Is it possible (and/or would it be effective) to use Postgres' hstore as a broker for celery?
I'm restricted (absent some very compelling reason) to using a Postgres db. I have a django app with celery tasks. Currently I am using the standard database support, but the celery docs strongly recommend against that approach for anything beyond very small task queues. I was looking into installing redis when I came across some info about the hstore feature of Postgres, and the suggestion that it provides equivalent functionality to redis.
I haven't seen anything about using hstore specifically for celery, though, which seems odd if it really can substitute for redis. Looking through the celery backend code at
https://github.com/celery/celery/blob/master/celery/backends/base.py
it looks like the base celery KeyValueStoreBackend is a pretty simple api:
def get(self, key):
raise NotImplementedError('Must implement the get method.')
def mget(self, keys):
raise NotImplementedError('Does not support get_many')

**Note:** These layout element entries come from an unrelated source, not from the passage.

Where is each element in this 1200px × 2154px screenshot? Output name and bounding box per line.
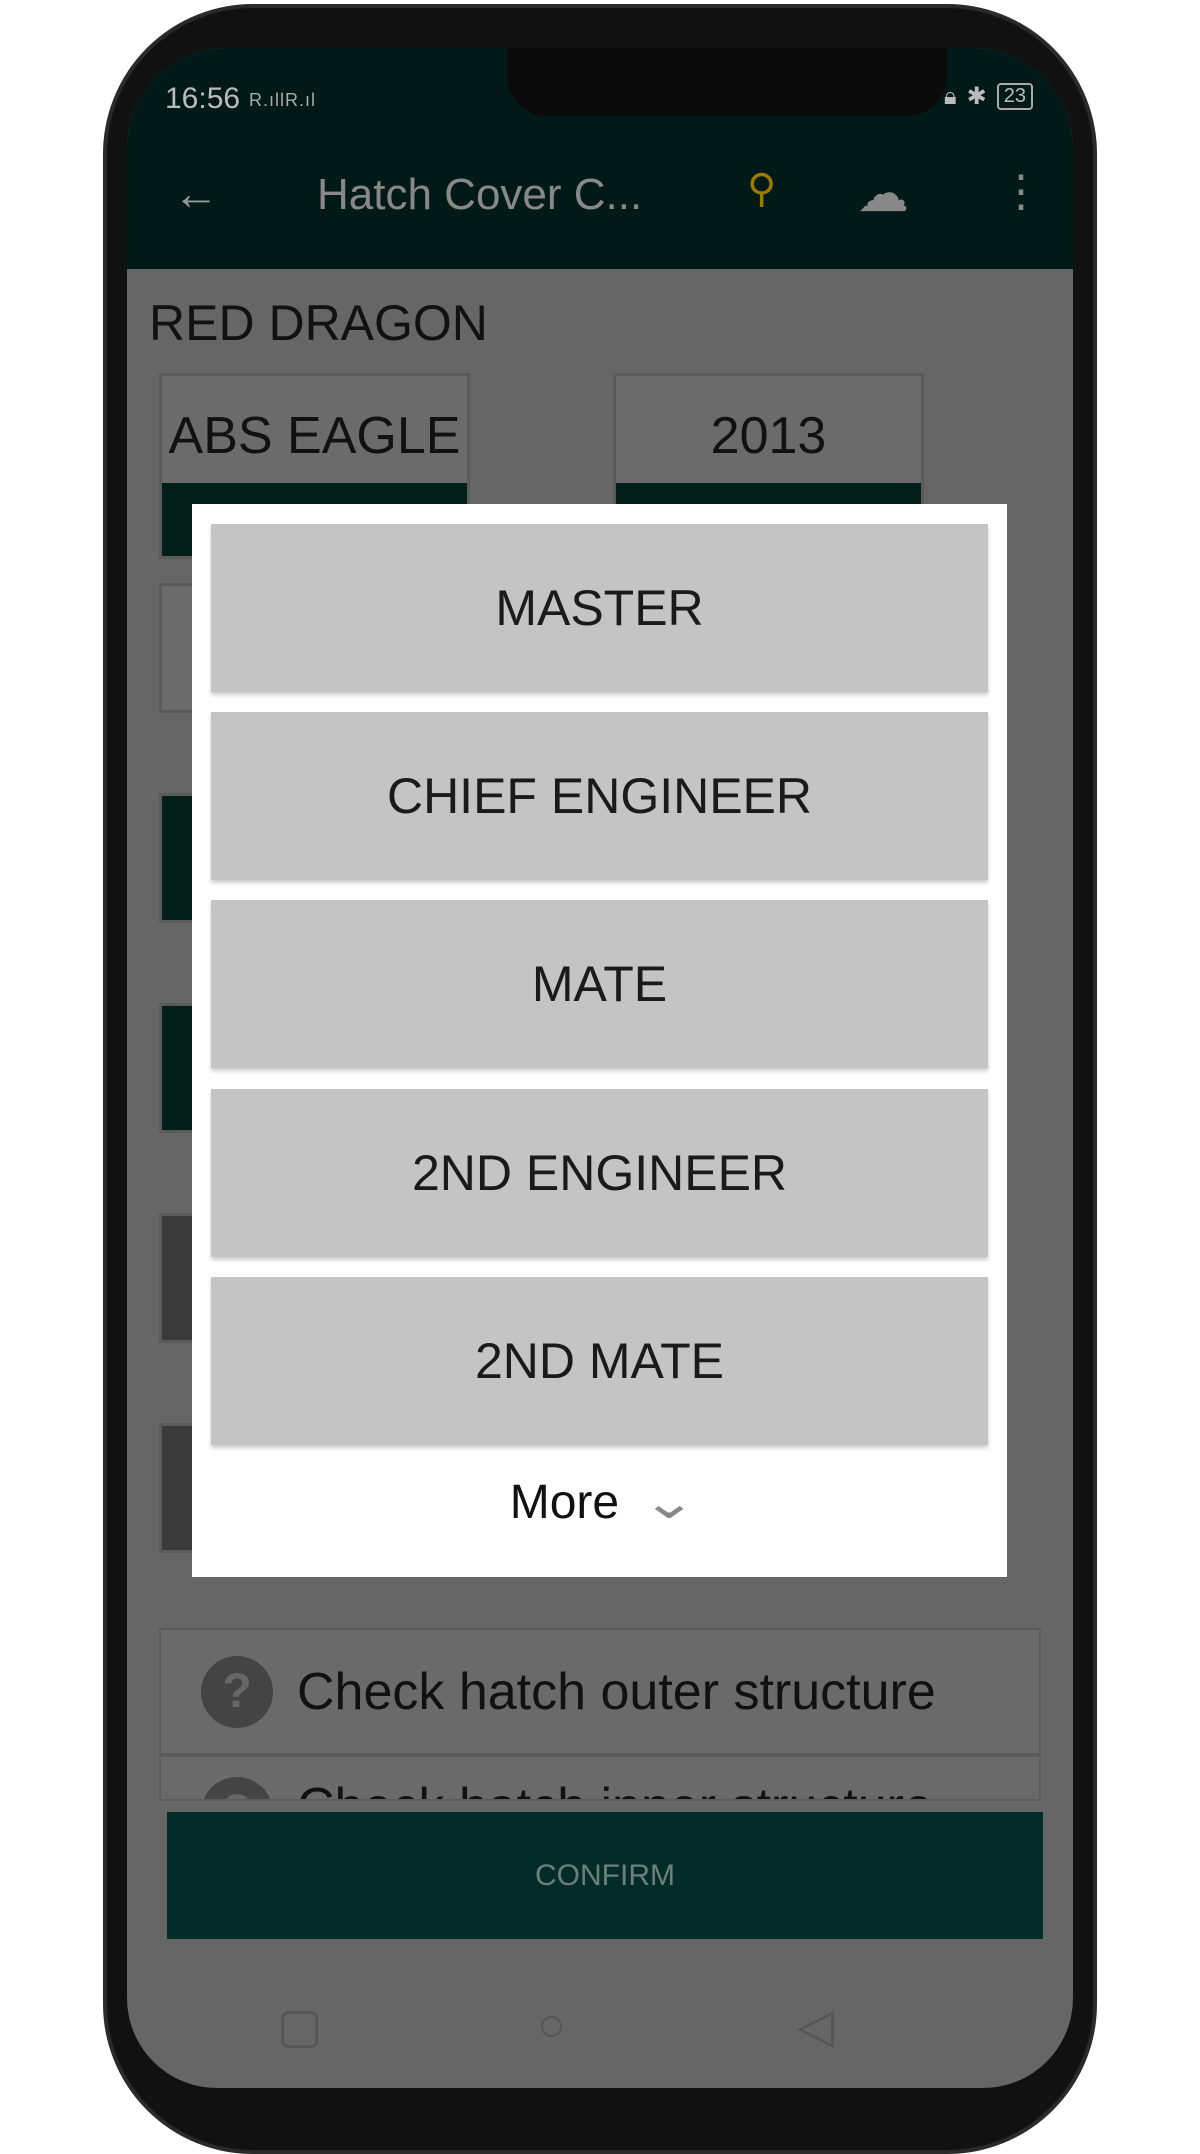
option-master[interactable]: MASTER	[211, 524, 988, 692]
more-vert-icon[interactable]: ⋮	[999, 166, 1043, 217]
option-2nd-engineer[interactable]: 2ND ENGINEER	[211, 1089, 988, 1257]
question-icon: ?	[201, 1777, 273, 1799]
back-nav-icon[interactable]: ◁	[797, 1998, 834, 2054]
role-select-dialog: MASTER CHIEF ENGINEER MATE 2ND ENGINEER …	[192, 504, 1007, 1577]
recents-icon[interactable]: ▢	[277, 1998, 322, 2054]
checklist-item[interactable]: ? Check hatch inner structure	[159, 1755, 1041, 1801]
rotation-lock-icon: 🔒︎	[943, 82, 957, 110]
more-button[interactable]: More ⌄	[192, 1474, 1007, 1530]
option-chief-engineer[interactable]: CHIEF ENGINEER	[211, 712, 988, 880]
bluetooth-icon: ✱	[966, 83, 987, 110]
camera-notch	[507, 48, 947, 116]
confirm-button[interactable]: CONFIRM	[167, 1812, 1043, 1939]
cloud-check-icon[interactable]: ☁	[857, 164, 909, 224]
status-icons: 🔒︎ ✱ 23	[944, 82, 1033, 111]
option-2nd-mate[interactable]: 2ND MATE	[211, 1277, 988, 1445]
question-icon: ?	[201, 1655, 273, 1728]
checklist-label: Check hatch inner structure	[297, 1777, 933, 1799]
page-title: Hatch Cover C...	[317, 170, 643, 219]
card-value: 2013	[710, 407, 827, 465]
card-value: ABS EAGLE	[168, 407, 461, 465]
status-time: 16:56	[165, 82, 241, 115]
battery-icon: 23	[996, 83, 1033, 110]
option-mate[interactable]: MATE	[211, 900, 988, 1068]
signal-icon: R.ıllR.ıl	[249, 90, 316, 110]
arrow-left-icon[interactable]: ←	[173, 166, 219, 220]
vessel-name: RED DRAGON	[149, 295, 488, 351]
checklist-label: Check hatch outer structure	[297, 1662, 936, 1721]
chevron-down-icon: ⌄	[641, 1476, 698, 1529]
location-clock-icon[interactable]: ⚲	[747, 166, 776, 212]
more-label: More	[509, 1476, 620, 1529]
home-icon[interactable]: ○	[537, 1998, 566, 2053]
checklist-item[interactable]: ? Check hatch outer structure	[159, 1628, 1041, 1755]
app-bar: 16:56 R.ıllR.ıl 🔒︎ ✱ 23 ← Hatch Cover C.…	[127, 48, 1073, 269]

def set(self, key, value):
raise NotImplementedError('Must implement the set method.')
def delete(self, key):
raise NotImplementedError('Must implement the delete method')
def incr(self, key):
raise NotImplementedError('Does not implement incr')
but before I potentially pour a bunch of time into this it seemed worth asking whether there's something I'm missing that would argue against implementing this API using hstore and using that as a celery backend.
eg. Does celery have requirements that aren't captured by this API (eg. atomicity, scalability, reliability under load)? Would implementing this using hstore fail to provide a substantial improvement over the existing database backend? I'm fairly new to celery and never used hstore, so I'm not sure what (if anything) I'm overlooking.
hstore
absolutely does not provide "equivalent functionality to redis".
A hstore
field is not a key-value-DB in a field. Trying to use it that way will lead to pain and terrible performance. The whole record containing the hstore
field must be re-written for every update. Additionally, the same challenges as apply with task queuing in a relational DB apply with hstore
, meaning that you'll get at best the performance of a single worker, you won't get concurrency even though it might superficially look like you do.
All hstore
is is a hash-map in a database field. It's very useful, but it's not magic, and it won't free you from the underlying challenges of using a RDBMS for message queuing.
If you want a message queue, use a message queue. PGQ is one good option. Alternately check out dedicated message queue tools like ZeroMQ.